All currently known offsets for revision 0x17 can be found here.

Version Differences

  • 0x14 BGVs are the only version to use global pointers for their LOD database submesh lists. These point to the exact location in the file of each submesh, whereas local pointers, used by 0x17 and up, use offsets relative to the beginning of the LOD. For example, a pointer to offset 0x1820 in a 0x14 BGV would appear to point to 0x140 in all other revisions.
  • Version 0x17 has a hardcoded limit of 6 car body parts (not counting the car's wheels and chassis); this limit was bumped up to 8 starting with revision 0x1D.
  • Version 0x1D and onward store deformation matrices in a different order to previous revisions.
  • Version 0x25 BGVs are compressed with ZLib, so they'll have to be manually decompressed using the Offzip tool if you wish to analyze/modify them.
    • 0x25 BGVs also use big-endian byte order due to being an Xbox 360-specific revision of the format, unlike all other revisions which store their bytes in little-endian order.

LOD database format

LODs, or Levels of Detail, are lower-poly, lower-detail (hence the name) models that games use for objects that are far away from the player, to keep framerates smooth.
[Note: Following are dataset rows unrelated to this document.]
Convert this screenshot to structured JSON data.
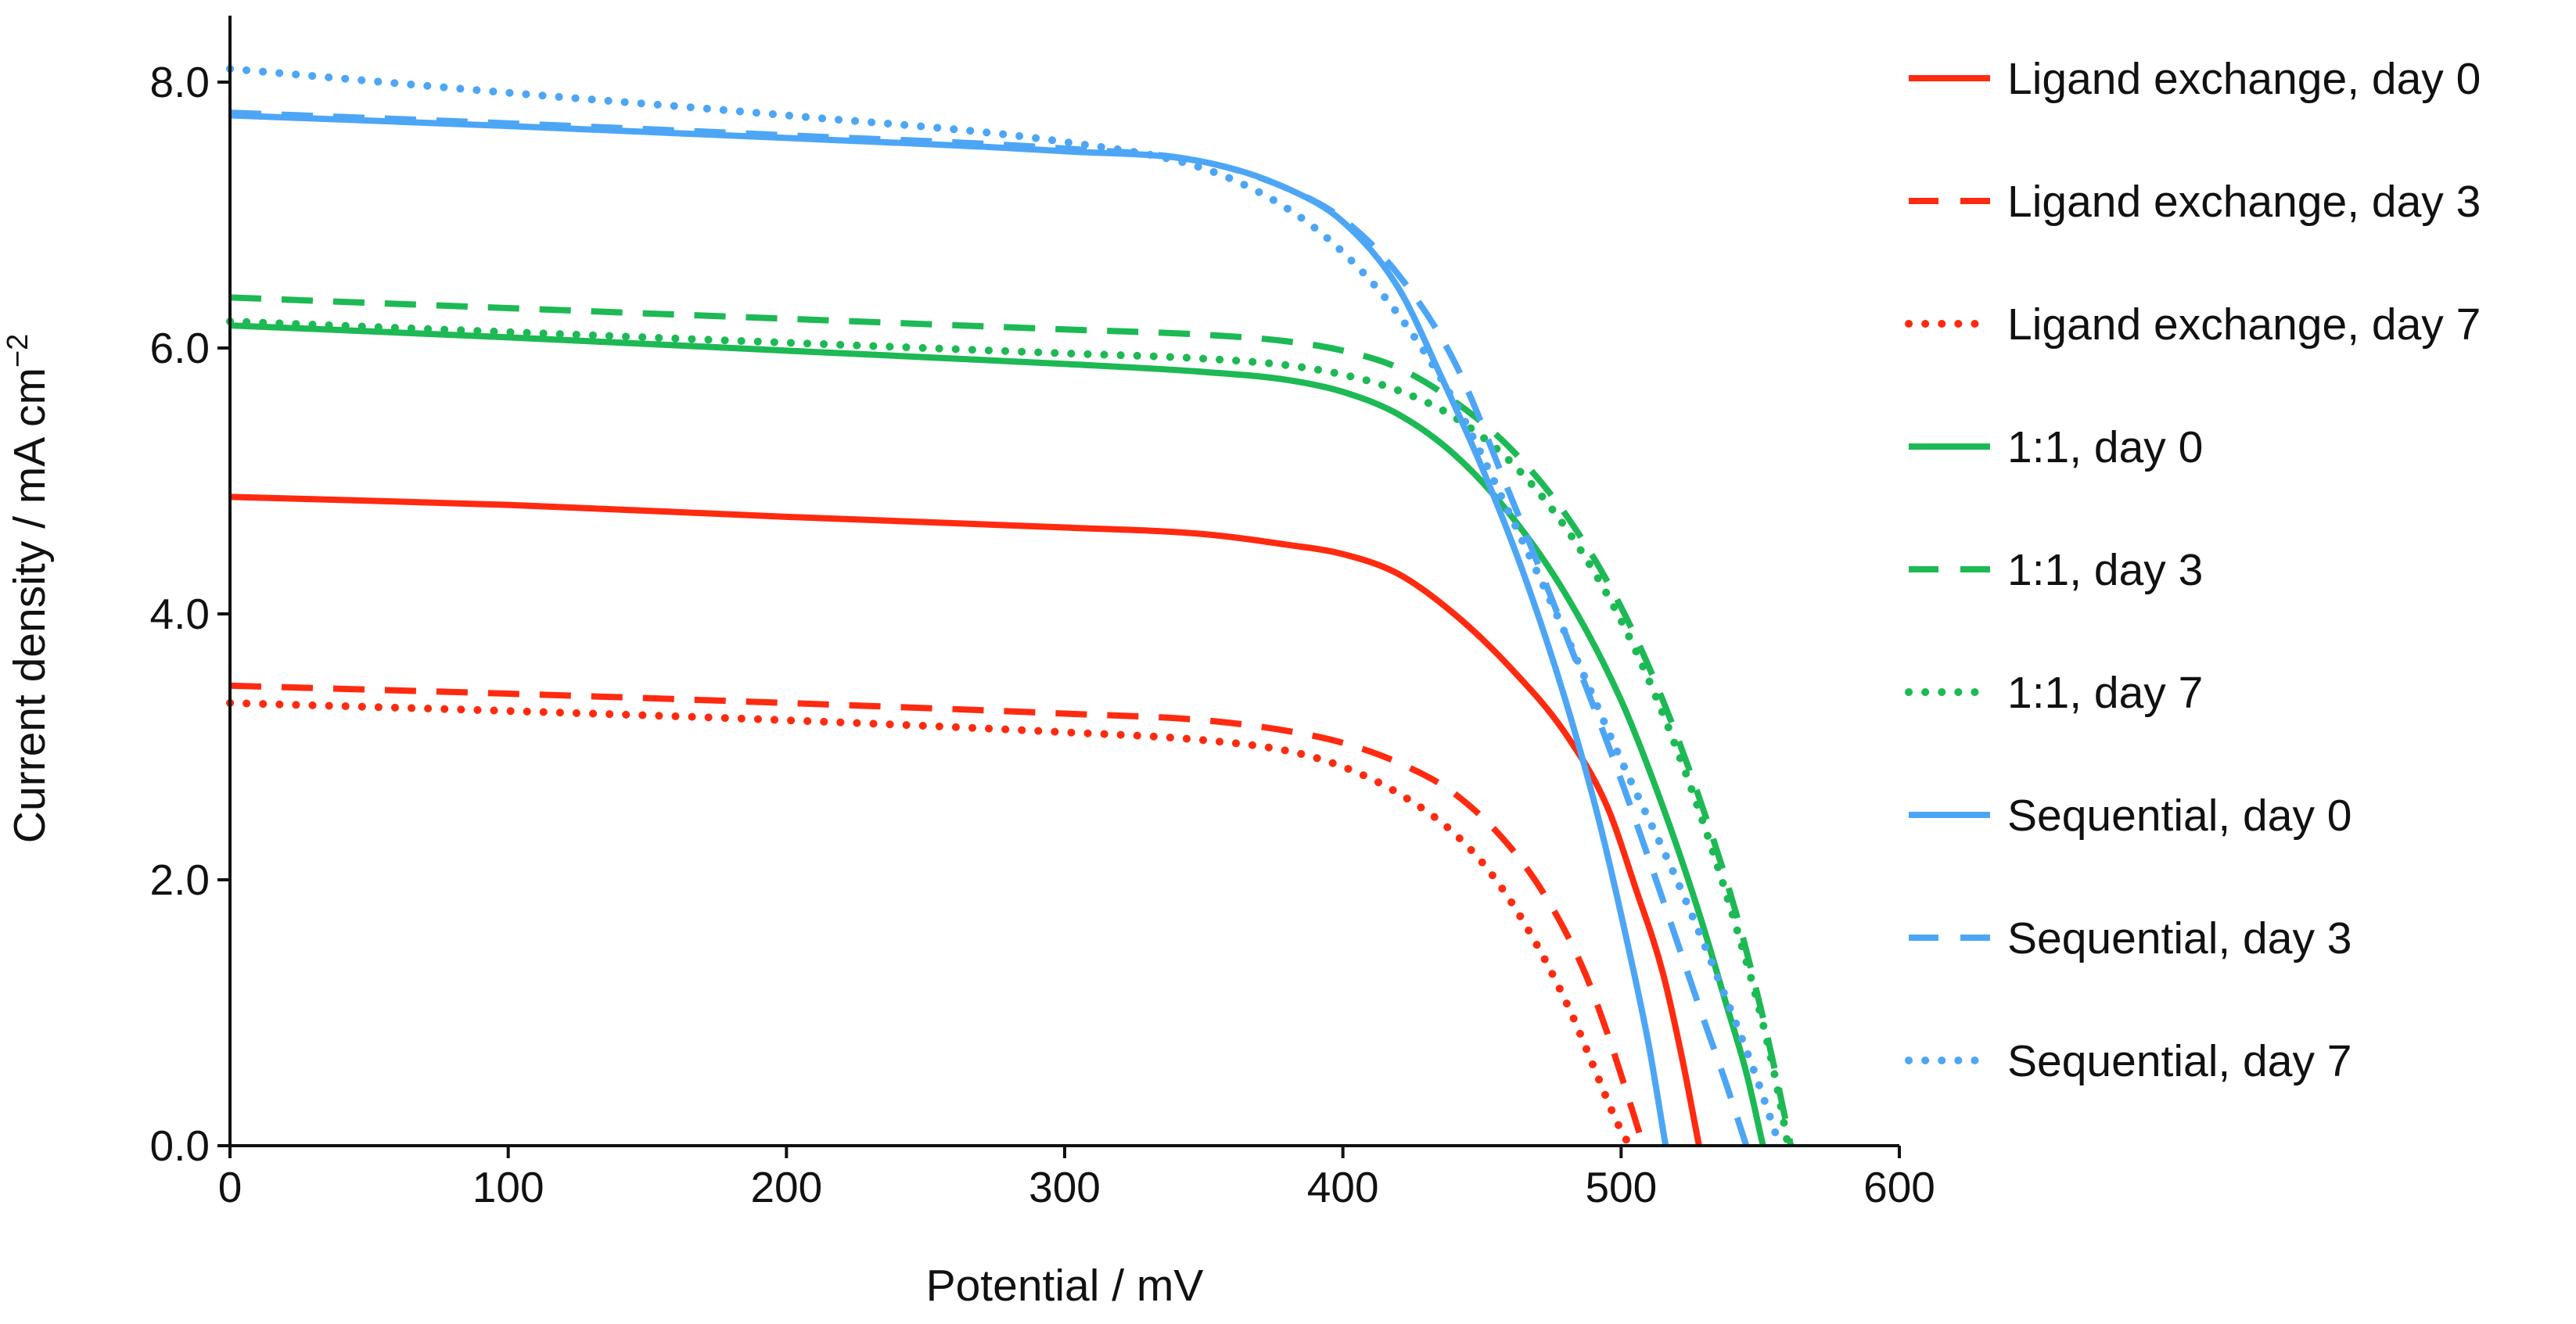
{
  "chart_data": {
    "type": "line",
    "title": "",
    "xlabel": "Potential / mV",
    "ylabel_main": "Current density / mA cm",
    "ylabel_sup": "−2",
    "xlim": [
      0,
      600
    ],
    "ylim": [
      0,
      8.5
    ],
    "xticks": [
      0,
      100,
      200,
      300,
      400,
      500,
      600
    ],
    "xtick_labels": [
      "0",
      "100",
      "200",
      "300",
      "400",
      "500",
      "600"
    ],
    "yticks": [
      0,
      2,
      4,
      6,
      8
    ],
    "ytick_labels": [
      "0.0",
      "2.0",
      "4.0",
      "6.0",
      "8.0"
    ],
    "grid": false,
    "legend_position": "right",
    "series": [
      {
        "name": "Ligand exchange, day 0",
        "color": "#ff2a0f",
        "dash": "solid",
        "points": [
          [
            0,
            4.88
          ],
          [
            100,
            4.82
          ],
          [
            200,
            4.73
          ],
          [
            300,
            4.65
          ],
          [
            350,
            4.6
          ],
          [
            380,
            4.52
          ],
          [
            400,
            4.45
          ],
          [
            420,
            4.3
          ],
          [
            440,
            4.0
          ],
          [
            460,
            3.6
          ],
          [
            480,
            3.1
          ],
          [
            495,
            2.55
          ],
          [
            505,
            1.95
          ],
          [
            515,
            1.3
          ],
          [
            522,
            0.65
          ],
          [
            528,
            0
          ]
        ]
      },
      {
        "name": "Ligand exchange, day 3",
        "color": "#ff2a0f",
        "dash": "dashed",
        "points": [
          [
            0,
            3.46
          ],
          [
            100,
            3.4
          ],
          [
            200,
            3.33
          ],
          [
            300,
            3.25
          ],
          [
            350,
            3.2
          ],
          [
            380,
            3.12
          ],
          [
            400,
            3.03
          ],
          [
            420,
            2.88
          ],
          [
            440,
            2.65
          ],
          [
            460,
            2.25
          ],
          [
            475,
            1.8
          ],
          [
            487,
            1.3
          ],
          [
            495,
            0.85
          ],
          [
            502,
            0.4
          ],
          [
            508,
            0
          ]
        ]
      },
      {
        "name": "Ligand exchange, day 7",
        "color": "#ff2a0f",
        "dash": "dotted",
        "points": [
          [
            0,
            3.33
          ],
          [
            100,
            3.27
          ],
          [
            200,
            3.2
          ],
          [
            300,
            3.11
          ],
          [
            350,
            3.05
          ],
          [
            380,
            2.97
          ],
          [
            400,
            2.85
          ],
          [
            420,
            2.65
          ],
          [
            440,
            2.35
          ],
          [
            455,
            2.0
          ],
          [
            470,
            1.5
          ],
          [
            482,
            1.0
          ],
          [
            491,
            0.55
          ],
          [
            498,
            0.2
          ],
          [
            503,
            0
          ]
        ]
      },
      {
        "name": "1:1, day 0",
        "color": "#1db954",
        "dash": "solid",
        "points": [
          [
            0,
            6.17
          ],
          [
            100,
            6.08
          ],
          [
            200,
            5.98
          ],
          [
            300,
            5.88
          ],
          [
            350,
            5.82
          ],
          [
            380,
            5.76
          ],
          [
            400,
            5.67
          ],
          [
            420,
            5.5
          ],
          [
            440,
            5.2
          ],
          [
            460,
            4.75
          ],
          [
            480,
            4.15
          ],
          [
            500,
            3.35
          ],
          [
            515,
            2.55
          ],
          [
            528,
            1.75
          ],
          [
            538,
            1.05
          ],
          [
            545,
            0.55
          ],
          [
            551,
            0
          ]
        ]
      },
      {
        "name": "1:1, day 3",
        "color": "#1db954",
        "dash": "dashed",
        "points": [
          [
            0,
            6.38
          ],
          [
            100,
            6.3
          ],
          [
            200,
            6.22
          ],
          [
            300,
            6.14
          ],
          [
            350,
            6.1
          ],
          [
            380,
            6.05
          ],
          [
            400,
            5.98
          ],
          [
            420,
            5.85
          ],
          [
            440,
            5.6
          ],
          [
            460,
            5.25
          ],
          [
            480,
            4.75
          ],
          [
            500,
            4.05
          ],
          [
            515,
            3.35
          ],
          [
            530,
            2.5
          ],
          [
            542,
            1.7
          ],
          [
            550,
            1.05
          ],
          [
            556,
            0.5
          ],
          [
            561,
            0
          ]
        ]
      },
      {
        "name": "1:1, day 7",
        "color": "#1db954",
        "dash": "dotted",
        "points": [
          [
            0,
            6.2
          ],
          [
            100,
            6.12
          ],
          [
            200,
            6.04
          ],
          [
            300,
            5.96
          ],
          [
            350,
            5.92
          ],
          [
            380,
            5.87
          ],
          [
            400,
            5.8
          ],
          [
            420,
            5.68
          ],
          [
            440,
            5.48
          ],
          [
            460,
            5.15
          ],
          [
            480,
            4.65
          ],
          [
            500,
            3.95
          ],
          [
            515,
            3.25
          ],
          [
            530,
            2.4
          ],
          [
            542,
            1.6
          ],
          [
            550,
            1.0
          ],
          [
            556,
            0.45
          ],
          [
            560,
            0
          ]
        ]
      },
      {
        "name": "Sequential, day 0",
        "color": "#4da6f5",
        "dash": "solid",
        "points": [
          [
            0,
            7.75
          ],
          [
            100,
            7.67
          ],
          [
            200,
            7.58
          ],
          [
            300,
            7.48
          ],
          [
            350,
            7.4
          ],
          [
            380,
            7.2
          ],
          [
            400,
            6.95
          ],
          [
            420,
            6.45
          ],
          [
            435,
            5.8
          ],
          [
            450,
            5.1
          ],
          [
            465,
            4.3
          ],
          [
            480,
            3.35
          ],
          [
            492,
            2.45
          ],
          [
            502,
            1.55
          ],
          [
            510,
            0.75
          ],
          [
            516,
            0
          ]
        ]
      },
      {
        "name": "Sequential, day 3",
        "color": "#4da6f5",
        "dash": "dashed",
        "points": [
          [
            0,
            7.77
          ],
          [
            100,
            7.69
          ],
          [
            200,
            7.6
          ],
          [
            300,
            7.5
          ],
          [
            350,
            7.4
          ],
          [
            380,
            7.2
          ],
          [
            400,
            6.97
          ],
          [
            420,
            6.55
          ],
          [
            440,
            5.9
          ],
          [
            460,
            4.9
          ],
          [
            480,
            3.85
          ],
          [
            500,
            2.75
          ],
          [
            515,
            1.85
          ],
          [
            528,
            1.05
          ],
          [
            538,
            0.45
          ],
          [
            545,
            0
          ]
        ]
      },
      {
        "name": "Sequential, day 7",
        "color": "#4da6f5",
        "dash": "dotted",
        "points": [
          [
            0,
            8.1
          ],
          [
            100,
            7.92
          ],
          [
            200,
            7.75
          ],
          [
            300,
            7.55
          ],
          [
            350,
            7.35
          ],
          [
            380,
            7.05
          ],
          [
            400,
            6.72
          ],
          [
            420,
            6.25
          ],
          [
            440,
            5.6
          ],
          [
            460,
            4.75
          ],
          [
            480,
            3.85
          ],
          [
            500,
            2.9
          ],
          [
            520,
            2.0
          ],
          [
            535,
            1.25
          ],
          [
            548,
            0.55
          ],
          [
            557,
            0
          ]
        ]
      }
    ]
  }
}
BGVs contain 4 LOD Databases, which in turn each contain one LOD model of minimum (LOD 0), low (LOD 1), medium (LOD 2) and high (LOD 3) quality.

Each LOD in a BGV contains a list of pointers to its submeshes at the very beginning; there are always exactly 12 pointers since it seems the maximum amount of submeshes a BGV can contain is 12, though it's unknown if this rule is enforced by the game or if it can be larger than that.